Antes de que cayera la noche, se acercaron al sitio de reposo de su maestro y le dedicaron sus oraciones. Luego cenaron y durmieron, ambos pasaron una buena noche, la inquietud fue desterrada de sus corazones.

Al alba ya iban en camino. Se habían cubierto con armaduras de cuero ligeras, para poder moverse ágilmente en la floresta sin hacer mucho ruido, y ambos portaban arcos y carcajes llenos de flechas. Zaren iba armado con una daga y una espada corta a la cintura, mientras que Bahalma cargaba una maza y llevaba un cuchillo.

Planeaban seguir juntos hasta el final del camino, al bosque del otro extremo del cañón, donde aguardarían a la llegada de la fuerza invasora, si es que acaso no se los topaban en el camino. Pero era algo de lo que dudaban cada vez más, y no podían dejar de afirmar que algo más que la suerte estaba de su lado.

—Ve cuánto ha aumentado el río– le señaló Zaren a Bahalma –hace tres días llegué caminando a ese peñasco que se asoma entre la espuma, y ahora está casi cubierto y sin acceso–

—Sí, lo noté. Ha llovido más adelante, eso es seguro. Además el clima se enrarece. Nos esperan algunos días de tormenta a partir de mañana o el día siguiente. Es bueno, aunque hubiera deseado estar más adelantado–

—Podemos apretar el paso y descansar cuando lleguemos. Creo que ellos aún tardarán un poco en aparecer–

—Probablemente algunos se adelantarán a reconocer el terreno, no serán tantos como para complicarse por la lluvia–

—No habrá grandes molestias de ese lado, es cierto– dijo Zaren, pensativo –a menos que sean las lluvias fuertes. En todo caso, lo mejor será que apuremos la marcha–

Estaban decididos y conservaban fuerzas suficientes como para afrontar sus decisiones. Apuraron el paso tanto como pudieron y continuaron durante algunas horas de la noche, porque el camino se los permitía.

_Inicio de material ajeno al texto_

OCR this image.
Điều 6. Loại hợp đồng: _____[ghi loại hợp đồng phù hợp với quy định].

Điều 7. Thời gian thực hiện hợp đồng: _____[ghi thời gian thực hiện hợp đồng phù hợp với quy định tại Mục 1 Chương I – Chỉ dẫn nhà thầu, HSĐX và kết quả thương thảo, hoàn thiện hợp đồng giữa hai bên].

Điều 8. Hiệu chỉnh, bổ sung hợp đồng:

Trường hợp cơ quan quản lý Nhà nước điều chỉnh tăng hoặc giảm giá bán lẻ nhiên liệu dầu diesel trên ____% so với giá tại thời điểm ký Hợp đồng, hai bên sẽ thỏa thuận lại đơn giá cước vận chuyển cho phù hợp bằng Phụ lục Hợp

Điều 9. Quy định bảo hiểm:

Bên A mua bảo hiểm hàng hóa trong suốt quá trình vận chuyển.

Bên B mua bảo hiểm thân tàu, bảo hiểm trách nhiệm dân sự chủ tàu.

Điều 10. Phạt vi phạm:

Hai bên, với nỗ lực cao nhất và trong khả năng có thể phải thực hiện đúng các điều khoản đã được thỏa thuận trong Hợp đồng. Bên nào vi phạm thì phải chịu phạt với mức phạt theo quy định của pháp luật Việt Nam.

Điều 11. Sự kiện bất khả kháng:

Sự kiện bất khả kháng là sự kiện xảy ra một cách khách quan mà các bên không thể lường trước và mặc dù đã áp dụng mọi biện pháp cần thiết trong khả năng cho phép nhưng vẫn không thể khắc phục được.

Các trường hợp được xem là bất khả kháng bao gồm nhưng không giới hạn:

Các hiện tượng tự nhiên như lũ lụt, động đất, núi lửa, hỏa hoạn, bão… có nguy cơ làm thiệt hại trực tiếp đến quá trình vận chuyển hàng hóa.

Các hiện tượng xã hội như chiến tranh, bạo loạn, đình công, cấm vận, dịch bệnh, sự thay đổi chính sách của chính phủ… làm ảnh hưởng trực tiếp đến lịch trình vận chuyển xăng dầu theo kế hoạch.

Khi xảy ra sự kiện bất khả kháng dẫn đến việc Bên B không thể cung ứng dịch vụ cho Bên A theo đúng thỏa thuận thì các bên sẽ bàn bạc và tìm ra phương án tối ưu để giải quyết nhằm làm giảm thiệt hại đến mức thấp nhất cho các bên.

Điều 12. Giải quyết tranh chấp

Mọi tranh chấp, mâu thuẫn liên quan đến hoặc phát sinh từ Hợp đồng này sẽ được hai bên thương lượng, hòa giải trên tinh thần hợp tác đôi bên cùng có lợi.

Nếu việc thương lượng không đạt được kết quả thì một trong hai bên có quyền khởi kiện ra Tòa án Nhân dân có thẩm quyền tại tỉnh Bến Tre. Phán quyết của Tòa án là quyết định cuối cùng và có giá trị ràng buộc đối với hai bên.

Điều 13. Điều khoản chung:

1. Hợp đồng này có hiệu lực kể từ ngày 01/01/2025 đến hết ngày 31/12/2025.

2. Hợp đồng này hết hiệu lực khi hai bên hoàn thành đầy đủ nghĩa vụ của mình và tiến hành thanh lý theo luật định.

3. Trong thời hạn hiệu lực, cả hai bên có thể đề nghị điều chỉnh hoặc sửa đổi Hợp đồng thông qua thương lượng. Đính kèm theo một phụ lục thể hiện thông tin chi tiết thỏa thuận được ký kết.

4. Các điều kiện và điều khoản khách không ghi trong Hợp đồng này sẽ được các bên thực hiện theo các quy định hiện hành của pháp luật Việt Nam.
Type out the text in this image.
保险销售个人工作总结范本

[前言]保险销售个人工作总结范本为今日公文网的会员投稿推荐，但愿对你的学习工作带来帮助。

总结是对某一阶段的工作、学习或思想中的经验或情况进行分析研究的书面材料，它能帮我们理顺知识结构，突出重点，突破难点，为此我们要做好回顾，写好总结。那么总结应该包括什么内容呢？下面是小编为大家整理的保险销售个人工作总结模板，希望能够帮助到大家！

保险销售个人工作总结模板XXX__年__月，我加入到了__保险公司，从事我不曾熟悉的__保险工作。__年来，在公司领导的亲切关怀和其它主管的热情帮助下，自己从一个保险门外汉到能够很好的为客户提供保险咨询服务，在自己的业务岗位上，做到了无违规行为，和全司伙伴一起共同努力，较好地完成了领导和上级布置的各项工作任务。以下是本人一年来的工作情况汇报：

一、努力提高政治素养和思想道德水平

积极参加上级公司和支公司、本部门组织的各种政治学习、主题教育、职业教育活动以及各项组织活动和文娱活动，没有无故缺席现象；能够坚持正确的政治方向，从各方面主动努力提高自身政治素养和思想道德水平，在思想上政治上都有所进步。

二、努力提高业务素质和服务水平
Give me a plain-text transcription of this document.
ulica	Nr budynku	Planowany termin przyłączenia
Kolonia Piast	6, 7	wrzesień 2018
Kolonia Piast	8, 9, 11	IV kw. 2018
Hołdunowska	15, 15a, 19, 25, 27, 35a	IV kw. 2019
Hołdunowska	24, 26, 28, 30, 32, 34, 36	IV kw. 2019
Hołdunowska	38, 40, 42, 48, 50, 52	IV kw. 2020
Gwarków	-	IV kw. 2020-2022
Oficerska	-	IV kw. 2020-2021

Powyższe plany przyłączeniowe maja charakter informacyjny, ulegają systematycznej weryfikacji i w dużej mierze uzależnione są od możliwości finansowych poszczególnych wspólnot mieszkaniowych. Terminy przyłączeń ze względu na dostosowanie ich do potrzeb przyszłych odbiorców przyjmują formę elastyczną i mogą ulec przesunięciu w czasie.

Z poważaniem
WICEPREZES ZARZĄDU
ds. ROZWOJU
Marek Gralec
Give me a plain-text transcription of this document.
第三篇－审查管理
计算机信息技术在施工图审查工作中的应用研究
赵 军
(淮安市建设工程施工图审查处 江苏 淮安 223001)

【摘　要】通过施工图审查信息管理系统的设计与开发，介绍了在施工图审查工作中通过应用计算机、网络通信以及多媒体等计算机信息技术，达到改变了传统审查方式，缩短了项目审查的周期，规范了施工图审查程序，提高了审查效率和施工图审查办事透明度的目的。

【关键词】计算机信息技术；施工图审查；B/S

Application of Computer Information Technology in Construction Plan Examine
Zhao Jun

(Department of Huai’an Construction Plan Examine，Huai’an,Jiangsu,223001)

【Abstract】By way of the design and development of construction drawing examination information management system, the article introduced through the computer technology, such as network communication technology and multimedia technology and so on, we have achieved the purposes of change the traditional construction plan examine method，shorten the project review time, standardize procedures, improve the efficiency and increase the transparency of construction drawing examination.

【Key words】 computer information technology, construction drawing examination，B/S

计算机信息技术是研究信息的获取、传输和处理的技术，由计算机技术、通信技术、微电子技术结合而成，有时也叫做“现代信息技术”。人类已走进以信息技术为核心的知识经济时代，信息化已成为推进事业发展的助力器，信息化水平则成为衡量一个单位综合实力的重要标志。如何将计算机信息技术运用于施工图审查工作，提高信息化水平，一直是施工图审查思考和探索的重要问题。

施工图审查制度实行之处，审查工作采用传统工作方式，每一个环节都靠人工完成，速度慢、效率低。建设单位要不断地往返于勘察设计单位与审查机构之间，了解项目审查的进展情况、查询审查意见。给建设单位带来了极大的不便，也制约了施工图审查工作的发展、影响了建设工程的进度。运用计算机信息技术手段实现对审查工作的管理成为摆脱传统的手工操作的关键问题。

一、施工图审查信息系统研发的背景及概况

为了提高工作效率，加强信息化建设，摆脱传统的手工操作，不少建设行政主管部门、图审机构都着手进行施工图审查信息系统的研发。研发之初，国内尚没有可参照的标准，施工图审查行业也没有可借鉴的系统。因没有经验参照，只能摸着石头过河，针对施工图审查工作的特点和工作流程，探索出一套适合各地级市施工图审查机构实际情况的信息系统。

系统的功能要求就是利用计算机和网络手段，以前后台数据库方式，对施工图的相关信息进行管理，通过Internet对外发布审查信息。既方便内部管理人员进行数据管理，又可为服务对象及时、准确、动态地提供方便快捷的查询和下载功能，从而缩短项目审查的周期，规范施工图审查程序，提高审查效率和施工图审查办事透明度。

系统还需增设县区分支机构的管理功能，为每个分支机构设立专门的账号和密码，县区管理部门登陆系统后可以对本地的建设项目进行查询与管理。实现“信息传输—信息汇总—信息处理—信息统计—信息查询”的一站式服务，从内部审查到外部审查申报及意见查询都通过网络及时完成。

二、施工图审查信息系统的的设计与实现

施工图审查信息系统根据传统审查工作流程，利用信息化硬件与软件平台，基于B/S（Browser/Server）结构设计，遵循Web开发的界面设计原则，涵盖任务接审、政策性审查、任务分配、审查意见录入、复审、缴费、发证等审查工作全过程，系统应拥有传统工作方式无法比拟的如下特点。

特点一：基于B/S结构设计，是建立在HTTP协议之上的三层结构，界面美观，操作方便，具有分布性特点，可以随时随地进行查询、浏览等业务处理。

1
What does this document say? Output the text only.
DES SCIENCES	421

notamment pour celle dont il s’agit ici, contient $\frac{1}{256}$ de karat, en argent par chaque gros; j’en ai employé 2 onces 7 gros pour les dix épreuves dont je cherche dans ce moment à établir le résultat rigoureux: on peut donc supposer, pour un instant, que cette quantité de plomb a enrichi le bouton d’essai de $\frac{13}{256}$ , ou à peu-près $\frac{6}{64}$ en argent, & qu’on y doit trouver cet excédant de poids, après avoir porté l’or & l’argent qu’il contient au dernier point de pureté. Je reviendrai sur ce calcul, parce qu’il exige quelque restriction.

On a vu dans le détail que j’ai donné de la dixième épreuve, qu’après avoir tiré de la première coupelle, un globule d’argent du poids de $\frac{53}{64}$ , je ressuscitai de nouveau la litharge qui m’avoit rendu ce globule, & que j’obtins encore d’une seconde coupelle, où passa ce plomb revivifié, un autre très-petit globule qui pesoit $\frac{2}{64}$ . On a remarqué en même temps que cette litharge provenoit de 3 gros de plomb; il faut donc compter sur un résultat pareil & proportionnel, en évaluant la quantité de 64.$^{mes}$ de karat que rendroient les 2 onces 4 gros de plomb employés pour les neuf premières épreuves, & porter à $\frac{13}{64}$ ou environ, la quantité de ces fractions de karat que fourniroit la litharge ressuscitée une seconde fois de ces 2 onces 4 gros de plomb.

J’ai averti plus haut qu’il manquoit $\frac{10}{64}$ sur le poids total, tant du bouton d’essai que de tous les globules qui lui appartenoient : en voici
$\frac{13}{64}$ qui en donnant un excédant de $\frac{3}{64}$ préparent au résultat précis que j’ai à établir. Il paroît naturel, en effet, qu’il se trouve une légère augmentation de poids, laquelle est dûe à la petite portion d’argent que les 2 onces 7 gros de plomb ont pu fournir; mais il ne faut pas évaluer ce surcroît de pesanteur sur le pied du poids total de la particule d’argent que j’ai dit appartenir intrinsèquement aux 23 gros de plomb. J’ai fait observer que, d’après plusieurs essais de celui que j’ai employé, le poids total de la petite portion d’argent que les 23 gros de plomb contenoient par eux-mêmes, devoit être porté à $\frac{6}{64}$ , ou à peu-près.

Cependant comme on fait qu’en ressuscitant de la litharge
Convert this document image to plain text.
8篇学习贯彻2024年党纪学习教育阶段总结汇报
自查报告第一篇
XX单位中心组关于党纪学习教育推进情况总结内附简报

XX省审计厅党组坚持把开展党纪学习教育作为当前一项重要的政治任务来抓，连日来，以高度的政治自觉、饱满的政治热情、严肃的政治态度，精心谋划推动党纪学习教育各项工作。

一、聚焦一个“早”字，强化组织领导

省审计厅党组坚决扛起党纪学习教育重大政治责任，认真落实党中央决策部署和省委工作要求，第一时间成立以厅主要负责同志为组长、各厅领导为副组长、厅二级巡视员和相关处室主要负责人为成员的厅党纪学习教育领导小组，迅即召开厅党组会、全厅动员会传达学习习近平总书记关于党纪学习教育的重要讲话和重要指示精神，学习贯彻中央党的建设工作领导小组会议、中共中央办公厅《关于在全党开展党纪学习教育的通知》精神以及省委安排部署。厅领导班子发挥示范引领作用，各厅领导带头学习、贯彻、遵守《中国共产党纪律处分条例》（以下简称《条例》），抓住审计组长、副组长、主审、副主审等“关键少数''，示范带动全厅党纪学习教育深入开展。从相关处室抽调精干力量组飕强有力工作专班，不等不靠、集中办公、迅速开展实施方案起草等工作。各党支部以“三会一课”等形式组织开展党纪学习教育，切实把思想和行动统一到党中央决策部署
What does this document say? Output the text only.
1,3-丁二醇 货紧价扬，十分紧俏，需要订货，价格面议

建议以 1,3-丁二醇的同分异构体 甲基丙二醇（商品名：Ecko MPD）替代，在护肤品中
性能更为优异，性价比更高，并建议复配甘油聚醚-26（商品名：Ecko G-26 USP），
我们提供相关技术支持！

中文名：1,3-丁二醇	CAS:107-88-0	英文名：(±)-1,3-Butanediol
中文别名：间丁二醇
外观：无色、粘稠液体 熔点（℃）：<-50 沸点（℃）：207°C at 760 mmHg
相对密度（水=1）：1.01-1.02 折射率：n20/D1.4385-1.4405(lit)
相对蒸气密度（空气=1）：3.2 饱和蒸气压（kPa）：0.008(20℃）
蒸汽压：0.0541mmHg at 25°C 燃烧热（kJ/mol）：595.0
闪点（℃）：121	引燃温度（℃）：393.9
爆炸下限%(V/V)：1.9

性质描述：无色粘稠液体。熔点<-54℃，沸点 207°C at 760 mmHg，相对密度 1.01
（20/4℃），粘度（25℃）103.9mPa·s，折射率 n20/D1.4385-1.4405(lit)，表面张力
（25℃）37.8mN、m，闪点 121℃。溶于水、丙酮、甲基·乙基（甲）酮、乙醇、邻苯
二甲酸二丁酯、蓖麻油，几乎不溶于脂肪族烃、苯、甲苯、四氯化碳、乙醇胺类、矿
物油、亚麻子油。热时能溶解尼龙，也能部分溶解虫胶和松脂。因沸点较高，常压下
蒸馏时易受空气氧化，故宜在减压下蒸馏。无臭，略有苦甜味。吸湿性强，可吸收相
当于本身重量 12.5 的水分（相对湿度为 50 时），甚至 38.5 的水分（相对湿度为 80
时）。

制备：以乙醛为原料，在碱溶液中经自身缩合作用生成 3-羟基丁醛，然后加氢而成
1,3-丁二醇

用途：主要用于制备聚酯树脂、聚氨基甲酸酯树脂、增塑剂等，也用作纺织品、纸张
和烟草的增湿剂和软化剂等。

Al día siguiente, el calor pegajoso y húmedo que los torturó desde temprano, les confirmó lo que ya Bahalma había anunciado: se acercaba la tormenta. Fue así que siguieron a paso continuo y adelantaron tanto como pudieron. Sobre la noche las nubes avanzaron velozmente sobre el cielo estrellado y tendieron un velo opaco que dejó esas tierras sumidas en sombras. Prefirieron poner alto y buscaron el amparo de ciertos salientes seguros en el lado sur del cañón. A poco de refugiados, un denso aguacero se abatió sobre la región y los dejó varados.